Piangeva disperato alle 11 di sera in ufficio perché pensava di non riuscire a scappare da quella condizione angosciante di incertezza.
Il primo successo lo ebbe nel 1979 a New York con una sfilata al Saks Fifth Avenue, che doveva essere per pochi intimi, invece divenne un evento di più giorni. Da lì l’esplosione mondiale e il tripudio di prodotti e marchi del Gruppo che oggi conosciamo, nel corso della storia di tre decadi.
Passiamo finalmente al fulgido centro dell’azienda
Armani si definisce un’azienda controcorrente; in una moda che si stava appropriando di elementi sempre più vistosi e vividi, scelse di togliere, secondo una visione less is more.
Da molti detrattori è visto come lo stilista della donna dai colori spenti, qualcosa di imballato, quasi ingessato nel tempo. A questi risponde che non hanno mai visto, l’Armani scintillante, esotico ed eccentrico, ignorando come pubblico la totalità delle sue sperimentazioni.
A questi, proprio lui, con tutta la forza, dice che un Armani del genere esiste, ed ha un suo pubblico, ma non toglie che la sua visione sia poliedrica e variegata.
A livello imprenditoriale Armani, persona molto autoritaria, anche per la responsabilità che sarebbe ricaduta sempre su di lui. Testardo, forte, in grado di coniare una formula di successo unica nel suo genere.
La formula Armani
Alla base: Talento creativo, competenza imprenditoriale, un impegno totale e continuo.
Una prova durissima per la sua esperienza imprenditoriale fu nel 1985 quando dovette prendere le redini dell’azienda, venne preso come il prossimo a crollare e ad andare in fallimento. In sei anni invece ha semplicemente triplicato il fatturato, roba da poco, alla faccia di tutti.
La sostenibilità e l’altra faccia del colosso della moda
Però, se fosse solo questo di cui dovremmo parlare, non saremmo qui, il Gruppo nel corso degli anni, e da questo dovremmo, si, imparare, si è distinto per una attitudine all’etica e alla sostenibilità che poche altre aziende miliardarie hanno.
Uno dei claim dell’azienda è quello di unire innovazione ed estetica a un forte spirito di responsabilità sociale: Kalos Kai Agathos (καλὸς καὶ ἀγαθός). I principi su cui si basano, come Gruppo, sono ispirati al concetto di concretezza e alla convinzione che la sostenibilità voglia dire, prima di tutto, creare un sistema capace di durare nel tempo, nel rispetto di tutte le risorse alle quali il Gruppo attinge, e nella consapevolezza che il futuro delle prossime generazioni dipende dalle scelte che vengono compiute sul momento (effettivo momento propaganda aziendale compiuto, non giudicatemi).

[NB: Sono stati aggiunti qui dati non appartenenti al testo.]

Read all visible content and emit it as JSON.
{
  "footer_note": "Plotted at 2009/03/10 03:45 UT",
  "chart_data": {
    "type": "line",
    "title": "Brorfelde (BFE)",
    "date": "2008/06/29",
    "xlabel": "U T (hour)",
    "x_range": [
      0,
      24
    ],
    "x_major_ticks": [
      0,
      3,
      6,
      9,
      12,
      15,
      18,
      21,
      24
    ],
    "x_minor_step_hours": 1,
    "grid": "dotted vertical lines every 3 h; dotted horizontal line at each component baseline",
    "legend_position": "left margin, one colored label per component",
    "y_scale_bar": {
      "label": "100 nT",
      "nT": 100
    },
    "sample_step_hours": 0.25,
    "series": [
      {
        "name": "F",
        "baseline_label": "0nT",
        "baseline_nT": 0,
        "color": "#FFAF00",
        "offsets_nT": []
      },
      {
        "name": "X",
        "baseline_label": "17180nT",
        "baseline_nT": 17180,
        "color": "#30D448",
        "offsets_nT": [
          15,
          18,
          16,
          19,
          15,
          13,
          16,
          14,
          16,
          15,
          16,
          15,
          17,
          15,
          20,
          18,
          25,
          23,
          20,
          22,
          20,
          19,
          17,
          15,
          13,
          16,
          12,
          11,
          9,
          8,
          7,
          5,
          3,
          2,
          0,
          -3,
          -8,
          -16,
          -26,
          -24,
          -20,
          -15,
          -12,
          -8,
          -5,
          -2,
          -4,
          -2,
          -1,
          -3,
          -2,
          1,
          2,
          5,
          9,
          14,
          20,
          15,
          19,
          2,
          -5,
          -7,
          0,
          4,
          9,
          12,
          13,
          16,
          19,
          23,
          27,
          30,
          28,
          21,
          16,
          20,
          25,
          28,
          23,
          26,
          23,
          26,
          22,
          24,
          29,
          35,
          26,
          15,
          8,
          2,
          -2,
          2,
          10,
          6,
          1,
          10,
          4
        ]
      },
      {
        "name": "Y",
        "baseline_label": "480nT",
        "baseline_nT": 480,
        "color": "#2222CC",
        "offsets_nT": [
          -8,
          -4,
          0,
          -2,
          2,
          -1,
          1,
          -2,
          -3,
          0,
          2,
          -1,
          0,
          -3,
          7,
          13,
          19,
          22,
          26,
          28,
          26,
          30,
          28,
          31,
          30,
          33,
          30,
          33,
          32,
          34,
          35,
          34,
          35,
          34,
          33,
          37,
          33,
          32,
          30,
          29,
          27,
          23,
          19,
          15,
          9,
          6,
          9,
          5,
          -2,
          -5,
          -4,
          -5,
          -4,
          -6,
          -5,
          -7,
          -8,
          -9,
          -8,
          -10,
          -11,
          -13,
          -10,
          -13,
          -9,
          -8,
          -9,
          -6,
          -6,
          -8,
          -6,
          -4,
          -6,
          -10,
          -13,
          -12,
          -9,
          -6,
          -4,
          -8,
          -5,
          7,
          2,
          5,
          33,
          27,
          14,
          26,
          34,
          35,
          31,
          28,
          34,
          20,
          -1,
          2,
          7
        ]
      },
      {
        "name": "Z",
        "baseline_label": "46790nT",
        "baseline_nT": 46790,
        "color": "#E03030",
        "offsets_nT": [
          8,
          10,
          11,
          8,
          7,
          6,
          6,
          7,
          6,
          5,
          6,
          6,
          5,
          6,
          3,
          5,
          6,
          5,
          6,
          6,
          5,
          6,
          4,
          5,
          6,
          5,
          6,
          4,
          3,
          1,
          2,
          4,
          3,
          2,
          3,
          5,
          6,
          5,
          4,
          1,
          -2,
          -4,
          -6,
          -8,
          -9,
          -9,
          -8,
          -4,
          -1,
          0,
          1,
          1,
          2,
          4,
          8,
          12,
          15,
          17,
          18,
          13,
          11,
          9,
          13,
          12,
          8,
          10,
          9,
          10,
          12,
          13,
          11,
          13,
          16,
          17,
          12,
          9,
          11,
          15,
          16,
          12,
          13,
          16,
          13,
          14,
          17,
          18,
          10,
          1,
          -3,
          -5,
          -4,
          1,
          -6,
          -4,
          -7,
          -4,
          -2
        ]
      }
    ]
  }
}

Dei grandi imprenditori si parla spesso al passato, ma la svolta per la sostenibilità è molto più attuale e viva come politica. Oggi molto più che in passato sono conviti di dover dare uno scossone al settore per far si che sempre più filiere, a partire dalla loro, comincino a cambiare metodi interni ed esterni alla catena del valore in maniera concreta.
Si va dalla sensibilizzazione dei clienti, alla scelta dei materiali sostenibili, alle consulenze in tal senso per altre aziende, fino all’attivismo, passando dalle risorse umane.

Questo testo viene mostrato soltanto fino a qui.